Beber das águas do fundo do mar
Nadar nas poças de nuvens
Levitar nas ondas que chegam aos ouvidos

Fonte do desejo do querer
Coisa-que-quer-por-si-só
Comichão que dá e não passa






Poetinha

Poetinha
(Luiz Henrique Costa)

Poeta escreve sons
Respira mundos
Desconfigura a matéria
Carnavaliza o absurdo

O poeta não entende porque o leêm


Coração Poente

Coração Poente
(Luiz Henrique Costa)

Coração entope
Quando há limo nas palavras-fechaduras
Coração abre
Quando escrevo sem pontuação
Coração não atura
A mania de esconde-esconde
Perplexo, se põe
E nasce no lado oposto
Ao Sol.

quarta-feira, 30 de maio de 2012

Humanóide

Humanóide
(Luiz Henrique Costa)

Era tão bom quando era humano
Era tão difícil quando era humano
Tão fêmea, tão macho - quando era humano

Era tão diferente de tudo que existia
Era tão mutável, quando era humano
Havia sabores, cores e sentidos
Quando éramos humanos

Agora tudo engrenou
Agora tudo engraxou
Agora tudo engavetou
Tudo embotou

Agora o ser é semi-humano
Semi-cor, semitons,
Um ser sem si em semi-metafisica


terça-feira, 14 de fevereiro de 2012

Procura-se sonhos perdidos

Eu tinha sonhos
De verão e primaveras
Eu tinha um mundo
Que criei
Havia invernos e outonos
Havia riquezas não-palpáveis
Realidade incomensurável
Meus mitos, meus monstros
Minha terra não-natal
Porém minha; e sua.
Havia você.
Havia.

terça-feira, 10 de maio de 2011

#daqui pra frente

Às vezes acho esses lances aqui muito esquisitos.

Tudo bem... A proposta é ser estranho.

Há um fundo político nisso tudo.

Mas me incomoda.

Porém, não consigo "migrar" para outro blog, outro título, outra marca, outro pseudônimo.

Me identifico com esse.

Queria um sentido aqui.

Um trabalho de comunicação.

Vou trabalhar nisso.

Juro.

Maio

Maio
(Luiz Henrique Costa)

Maio.
Alegria!
É Maio!

Mãe,
É Maio!

Mãos à obra,
Muitas ações.

Mãe,
É Maio!



Punge

Punge
(Luiz Henrique Costa)

Ainda está dentro, e vive por dentro
Ainda punge, pulsa, pensa
Repulsa, repensa e recria
Tudo ele recria
O que está lá começou aqui
O que cerca, cerca o que precisa ser cercado.

O que é
Precisa ser,
Senão
Não é nada.

Aqui passou um vento forte
Levou tudo
Levou o que era leve
E derramou o que era pesado

O que é
Precisa ser,
Senão
Não é nada.

#De volta

Sempre quando clico em "nova postagem" me dá um branco.

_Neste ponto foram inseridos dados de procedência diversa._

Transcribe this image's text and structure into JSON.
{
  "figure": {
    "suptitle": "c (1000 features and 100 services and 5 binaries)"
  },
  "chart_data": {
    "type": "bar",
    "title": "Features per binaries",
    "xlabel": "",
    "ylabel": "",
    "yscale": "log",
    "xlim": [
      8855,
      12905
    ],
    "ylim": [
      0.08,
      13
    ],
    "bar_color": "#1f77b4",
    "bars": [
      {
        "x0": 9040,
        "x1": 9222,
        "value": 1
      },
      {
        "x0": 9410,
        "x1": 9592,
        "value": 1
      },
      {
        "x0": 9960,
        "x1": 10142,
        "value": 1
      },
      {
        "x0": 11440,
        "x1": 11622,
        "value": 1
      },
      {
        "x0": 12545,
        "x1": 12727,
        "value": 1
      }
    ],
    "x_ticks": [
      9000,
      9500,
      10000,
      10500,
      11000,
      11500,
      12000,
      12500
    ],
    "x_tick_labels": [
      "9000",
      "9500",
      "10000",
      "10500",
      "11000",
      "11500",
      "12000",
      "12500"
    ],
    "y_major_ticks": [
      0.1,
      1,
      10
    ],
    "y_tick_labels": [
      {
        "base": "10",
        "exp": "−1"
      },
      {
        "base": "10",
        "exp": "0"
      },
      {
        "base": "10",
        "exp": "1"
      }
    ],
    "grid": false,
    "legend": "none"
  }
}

Mas vou tentar escrever de qualquer maneira, pois isso aqui tem me feito falta.

Poesia? Sei lá... Não sei se vai funcionar. O que é poesia feita para ser lida na internet? Ainda é poesia? Eu não leio muito livros de poesia... Eu posso ser poeta? Mas gosto de letras de música e livros de sociologia, serve?

Alguém ainda se interessa por poesia? Alguém sabe criticar uma poesia? O colégio ensina isso? Eu faço poesia contemporânea? Poesia é para todos? Tenho influências concretas? neo-concretas?... Poeta naif? Poderia eu criar esse movimento?

São tantas questões que não sei o que vai ser, o que vai rolar. Mas vou escrever, pois eu mesmo disse que se calar dói. E tá doendo.